„Kuba ist nicht das Regime“: Cuqui La Mora sendet eine Botschaft an das Volk aus der Dominikanischen Republik



Cuquita La Mora (Bild mit KI verarbeitet)Foto © Facebook/Cuquita La Mora

Die kubanische Komikerin und Aktivistin Cuqui La Mora sendete eine eindringliche politische Botschaft an das kubanische Volk von Dominikanische Republik, indem sie klar zwischen der Identität der Nation und denjenigen, die sie regieren, unterscheidet.

"Cuba ist eine Sache und die dreisten Sünder sind etwas ganz anderes", äußerte die Humoristin, , in einem drei Minuten langen Reel, das ihre Sicht auf die Diktatur, das Exil und die Bürgerverantwortung zusammenfasst.

Das Video begann mit einem Hauch von Nostalgie: "Jedes Mal, wenn ich in die Dominikanische Republik komme, überkommt mich eine Nostalgie, wenn ich so am Flughafen ankomme, weil ich das Gefühl habe, dass ich in Kuba bin. Und ich bin jetzt seit fast sieben Jahren weg, ich bin nicht zurückgekehrt, ich habe meine Familie und Freunde nicht gesehen."

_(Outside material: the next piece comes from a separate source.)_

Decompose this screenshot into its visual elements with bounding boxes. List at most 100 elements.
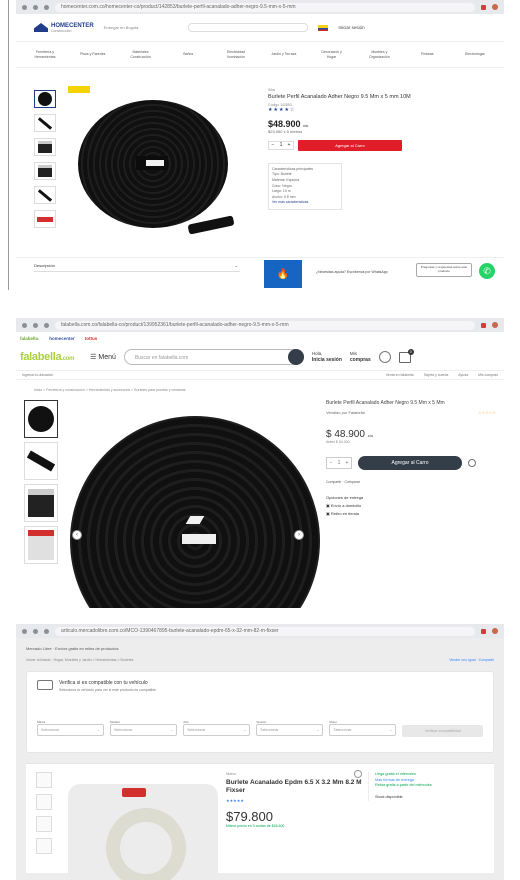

Aber die Nostalgie wich schnell der Empörung. "Es macht mich wütend zu wissen, wie lange die Kubaner unter diesem verdammten Kommunismus ausgehalten haben", sagte er, bevor er direkt auf Miguel Díaz-Canel zielte, den er "den auf Bestellung Berufenen" nennt.

Cuqui kritisierte, dass der Staatschef im Namen des kubanischen Volkes spricht, ohne demokratisch gewählt worden zu sein: "Dieser Typ ist ein von oben eingesetzter Mann, wie die Castro, die an die Macht kamen und diese Insel übernommen haben. Auf der ganzen Welt wählt das Volk seine Führung, seine Regierenden, das Volk wählt sie und enthebt sie auch."

Über die Gründe, warum das Regime die Macht nicht abgeben wird, war sie direkt: "Díaz-Canel wird die Macht nicht loslassen, niemand wird die Macht loslassen, weil sie wissen, dass sie mit Blut beschmutzte Hände haben. Viele Verbrechen, viele Ungerechtigkeiten, die sie begangen haben, und sie wissen, dass sie in einem freien Kuba dafür bezahlen müssen."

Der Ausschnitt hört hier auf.